Successfully Facilitating a Meeting
So, you’ve been tasked with facilitating a meeting. Everyone knows that time is precious so it's important that the meeting runs smoothly, relevant messages are delivered successfully and the goals of the meeting are achieved. Good facilitation can make a meeting more useful, enjoyable and successful in the long-run. No-one wants to walk away from a meeting thinking “What a waste of time that was!” so with this in mind, here are some simple but effective points to help in achieving a successful meeting.
Where to start?
An obvious point to make, but having a structure will help to direct conversation with the intention of reaching a decision, having action points or a conclusion to what you have to discuss. This could even be “timed” to ensure that you don’t over-run on some points and leave others not fully covered? Having a summary of points you will cover at the start of the meeting will also help the attendees to keep focussed on each area. An email prior to the meeting with an overview of the intention of the meeting can also help people get in the right frame of mind and give time for thoughts and ideas to form before the meeting.
Where possible, try to avoid including Any Other Business on the agenda. If something is worth discussing and is relevant to the meeting, then surely it should be worthy of its own agenda item.

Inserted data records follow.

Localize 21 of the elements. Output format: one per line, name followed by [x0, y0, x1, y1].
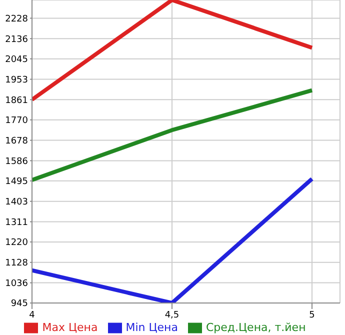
x-tick-label: 5 — [309, 310, 315, 320]
y-tick-label: 1036 — [5, 278, 28, 289]
y-tick-label: 1678 — [5, 136, 28, 146]
y-tick-label: 2045 — [5, 55, 28, 66]
y-tick-label: 1953 — [5, 75, 28, 86]
y-tick-label: 1586 — [5, 156, 28, 167]
x-tick-label: 4 — [29, 310, 36, 320]
y-tick-label: 1128 — [5, 258, 28, 269]
y-tick-label: 1311 — [5, 218, 28, 228]
y-tick-label: 1495 — [5, 177, 28, 188]
y-tick-label: 1220 — [5, 238, 28, 248]
legend-label: Сред.Цена, т.йен — [206, 321, 306, 334]
x-tick-label: 4,5 — [164, 310, 180, 320]
y-tick-label: 945 — [10, 299, 28, 310]
y-tick-label: 1770 — [5, 116, 28, 126]
legend-label: Max Цена — [42, 321, 98, 334]
y-tick-label: 1861 — [5, 96, 28, 106]
y-tick-label: 1403 — [5, 198, 28, 208]
y-tick-label: 2228 — [5, 14, 28, 24]
y-tick-label: 2136 — [5, 34, 28, 45]
legend-label: Min Цена — [126, 321, 178, 334]
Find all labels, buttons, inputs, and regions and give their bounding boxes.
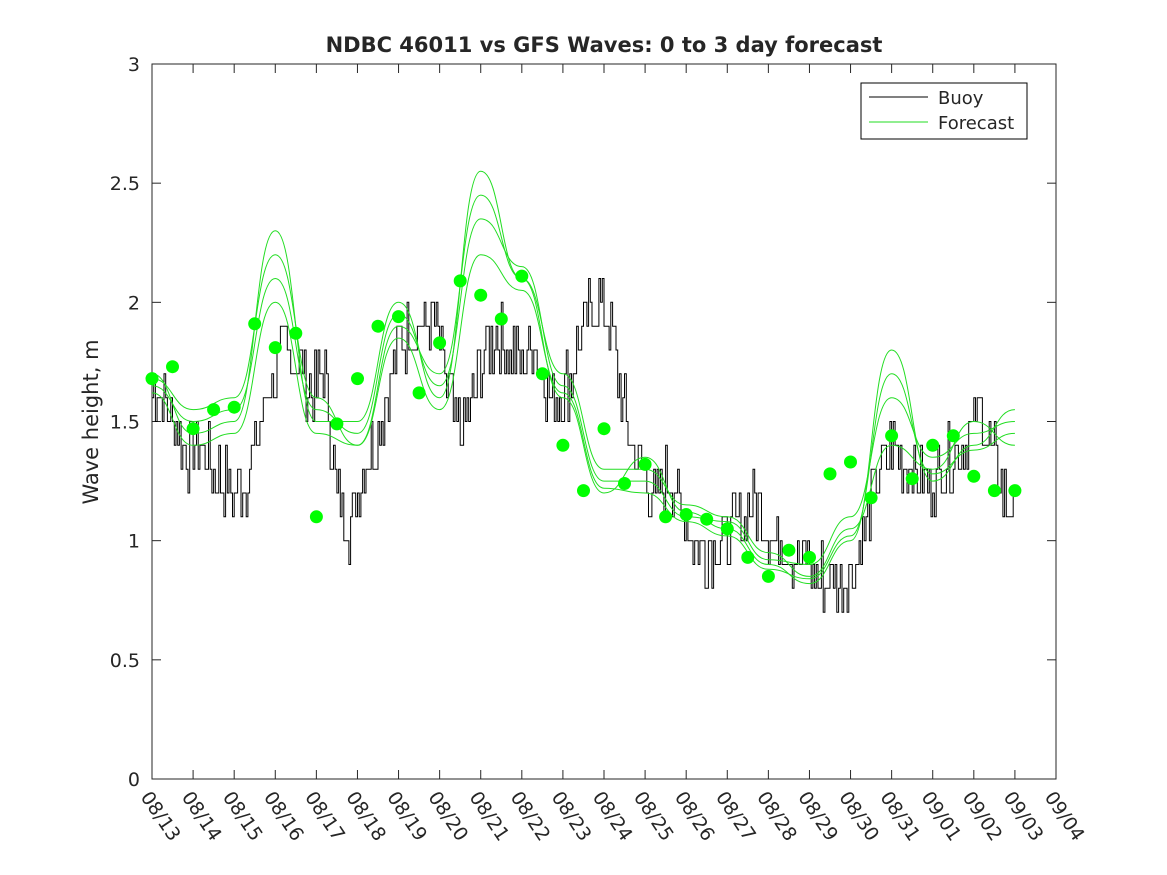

From a facilitator’s perspective, it also means that last minute curve balls can be avoided which could potentially undermine an effective meeting.
Time and Location
There is nothing worse than rumbling tummies and flailing attention spans when meetings are arranged near to lunchtime. Often choosing a time in the morning, when people are fresh in for the day, or after lunch when everyone has had a chance to recharge their batteries ready for the afternoon are the best times go for. Also, making sure that the location is appropriate for the needs of your meeting is important. A hot, stuffy and cramped room will not help in the flow of thought for your attendees.

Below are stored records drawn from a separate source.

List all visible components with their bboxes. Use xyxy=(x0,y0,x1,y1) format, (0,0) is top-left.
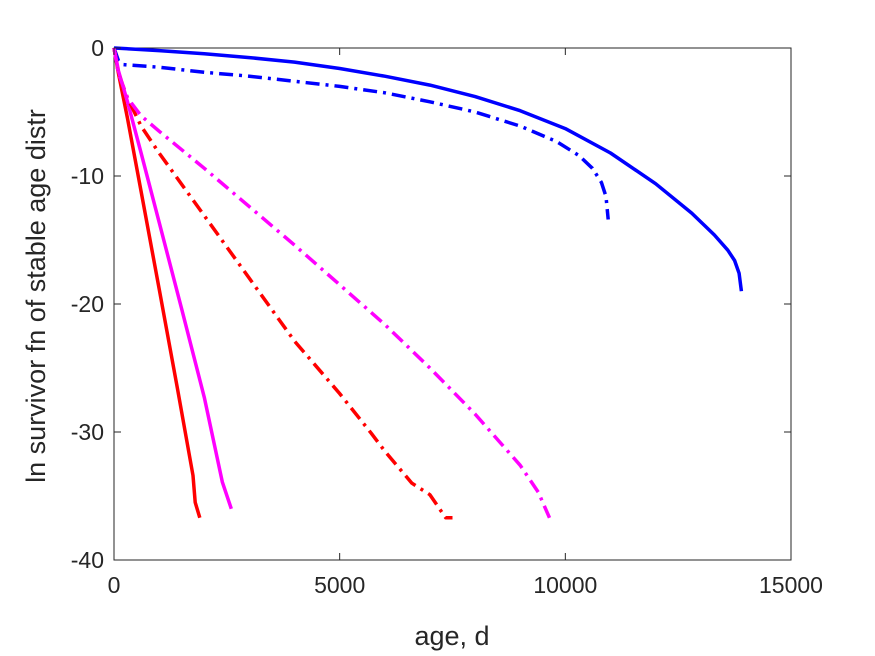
y-ticks: 0 -10 -20 -30 -40 xyxy=(71,35,791,573)
y-axis-label: ln survivor fn of stable age distr xyxy=(21,109,51,483)
series-line-2 xyxy=(112,47,610,220)
x-axis-label: age, d xyxy=(414,621,489,651)
x-ticks: 0 5000 10000 15000 xyxy=(108,48,823,598)
plot-area xyxy=(113,47,792,561)
y-tick-label: -20 xyxy=(71,291,104,317)
series-line-3 xyxy=(112,47,202,519)
y-tick-label: -30 xyxy=(71,419,104,445)
x-tick-label: 0 xyxy=(108,572,121,598)
x-tick-label: 10000 xyxy=(533,572,597,598)
y-tick-label: 0 xyxy=(91,35,104,61)
x-tick-label: 15000 xyxy=(759,572,823,598)
series-layer xyxy=(112,46,744,520)
y-tick-label: -40 xyxy=(71,547,104,573)
series-line-5 xyxy=(112,47,453,520)
series-line-6 xyxy=(112,47,552,519)
y-tick-label: -10 xyxy=(71,163,104,189)
series-line-1 xyxy=(113,46,744,292)
x-tick-label: 5000 xyxy=(314,572,365,598)
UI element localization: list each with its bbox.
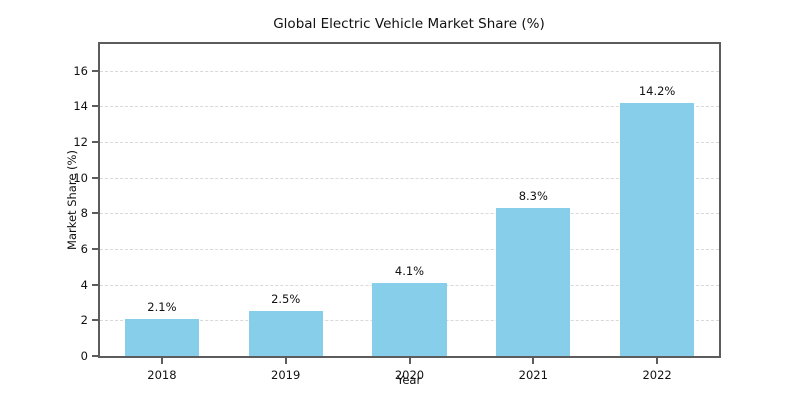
y-tick-label: 6 [80, 242, 88, 257]
y-tick-label: 16 [73, 63, 88, 78]
y-tick-label: 10 [73, 170, 88, 185]
y-tick-label: 4 [80, 277, 88, 292]
y-tick-mark [92, 319, 98, 322]
y-gridline [100, 70, 719, 72]
y-gridline [100, 142, 719, 144]
x-tick-label: 2021 [518, 368, 548, 382]
y-tick-mark [92, 176, 98, 179]
y-tick-label: 12 [73, 135, 88, 150]
y-tick-mark [92, 141, 98, 144]
y-gridline [100, 213, 719, 215]
x-tick-mark [284, 358, 287, 364]
y-tick-mark [92, 105, 98, 108]
x-tick-label: 2022 [642, 368, 672, 382]
x-tick-mark [160, 358, 163, 364]
y-gridline [100, 106, 719, 108]
y-tick-mark [92, 212, 98, 215]
x-tick-mark [408, 358, 411, 364]
y-tick-mark [92, 248, 98, 251]
x-tick-mark [656, 358, 659, 364]
x-tick-label: 2020 [394, 368, 425, 382]
y-gridline [100, 249, 719, 251]
plot-area: 0 2 4 6 8 10 12 14 16 2.1% 2018 2.5% 2019 4.1% 2020 8.3… [73, 42, 721, 382]
y-gridline [100, 177, 719, 179]
chart-title: Global Electric Vehicle Market Share (%) [273, 16, 545, 32]
bar [248, 311, 323, 356]
bar [124, 318, 200, 356]
y-tick-mark [92, 355, 98, 357]
bar [372, 282, 447, 356]
bar-value-label: 2.5% [271, 292, 301, 307]
bar-value-label: 4.1% [394, 263, 425, 278]
y-tick-mark [92, 283, 98, 286]
y-axis-label: Market Share (%) [65, 150, 79, 250]
x-axis-label: Year [396, 373, 422, 387]
bar-value-label: 2.1% [147, 299, 177, 314]
bar [496, 208, 571, 356]
y-tick-label: 0 [80, 349, 88, 363]
y-tick-label: 8 [80, 206, 88, 221]
x-tick-mark [532, 358, 535, 364]
y-tick-label: 2 [80, 313, 88, 328]
y-tick-mark [92, 69, 98, 72]
x-tick-label: 2018 [147, 368, 177, 382]
y-tick-label: 14 [73, 99, 88, 114]
bar [619, 102, 695, 356]
x-tick-label: 2019 [271, 368, 301, 382]
bar-value-label: 8.3% [518, 189, 548, 204]
bar-value-label: 14.2% [638, 83, 676, 98]
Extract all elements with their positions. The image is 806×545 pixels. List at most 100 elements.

Managing the group and keeping control
It’s often so easy for conversations to go off on a tangent, especially when many people are involved. It is often the same people who speak the most, and the quieter ones can be left on the sidelines. Attempting to bring everyone into the conversation, and listening to the opinions of everyone, including the quieter team members can often lead to an idea that is interesting and workable, that might not have been contributed by anyone else. Using post it notes to record ideas or breaking larger groups into smaller teams to discuss a particular topic are great ways for ensuring everyone feels comfortable contributing.

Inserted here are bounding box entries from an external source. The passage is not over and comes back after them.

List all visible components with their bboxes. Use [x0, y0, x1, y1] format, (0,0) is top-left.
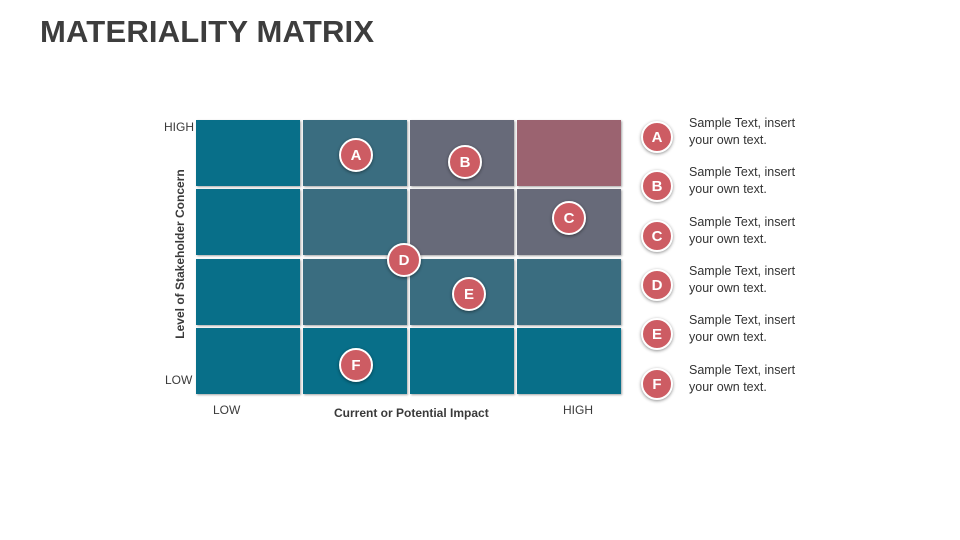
grid-cell [517, 328, 621, 394]
legend-text-f: Sample Text, insert your own text. [689, 363, 796, 394]
legend-item-c: C Sample Text, insert your own text. [640, 215, 940, 260]
legend-text-d: Sample Text, insert your own text. [689, 264, 796, 295]
grid-cell [196, 328, 300, 394]
legend-text-e: Sample Text, insert your own text. [689, 313, 796, 344]
slide-title: MATERIALITY MATRIX [40, 14, 375, 49]
y-axis-high-label: HIGH [164, 120, 194, 134]
topic-marker-b: B [448, 145, 482, 179]
legend-marker-b: B [641, 170, 673, 202]
topic-marker-a: A [339, 138, 373, 172]
grid-cell [410, 189, 514, 255]
materiality-grid [196, 120, 624, 398]
legend-item-d: D Sample Text, insert your own text. [640, 264, 940, 309]
legend-item-b: B Sample Text, insert your own text. [640, 165, 940, 210]
legend-marker-a: A [641, 121, 673, 153]
legend-text-b: Sample Text, insert your own text. [689, 165, 796, 196]
topic-marker-f: F [339, 348, 373, 382]
grid-cell [410, 328, 514, 394]
legend-marker-d: D [641, 269, 673, 301]
grid-cell [196, 120, 300, 186]
topic-marker-c: C [552, 201, 586, 235]
legend-text-c: Sample Text, insert your own text. [689, 215, 796, 246]
grid-cell [517, 120, 621, 186]
y-axis-low-label: LOW [165, 373, 193, 387]
x-axis-title: Current or Potential Impact [334, 406, 489, 420]
legend-marker-c: C [641, 220, 673, 252]
grid-cell [196, 259, 300, 325]
topic-marker-d: D [387, 243, 421, 277]
grid-cell [196, 189, 300, 255]
legend-item-f: F Sample Text, insert your own text. [640, 363, 940, 408]
topic-marker-e: E [452, 277, 486, 311]
x-axis-low-label: LOW [213, 403, 241, 417]
y-axis-title: Level of Stakeholder Concern [173, 169, 187, 339]
legend-marker-f: F [641, 368, 673, 400]
legend-text-a: Sample Text, insert your own text. [689, 116, 796, 147]
grid-cell [303, 189, 407, 255]
grid-cell [517, 259, 621, 325]
legend-item-e: E Sample Text, insert your own text. [640, 313, 940, 358]
x-axis-high-label: HIGH [563, 403, 593, 417]
legend-item-a: A Sample Text, insert your own text. [640, 116, 940, 161]
legend-marker-e: E [641, 318, 673, 350]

Obviously there are other factors that might be considered and implemented depending of the size of your meeting, whether it is in-house or you have other people joining you from different companies.
Stick to the 3 P’s
Purpose (Type of meeting, to cover what?)
People (Who needs to be involved) and
Process (What is the agenda/timescale/objectives?)
This can help you achieve a successful meeting that will result in you achieving the objectives that you have set out for yourself, your team and your company.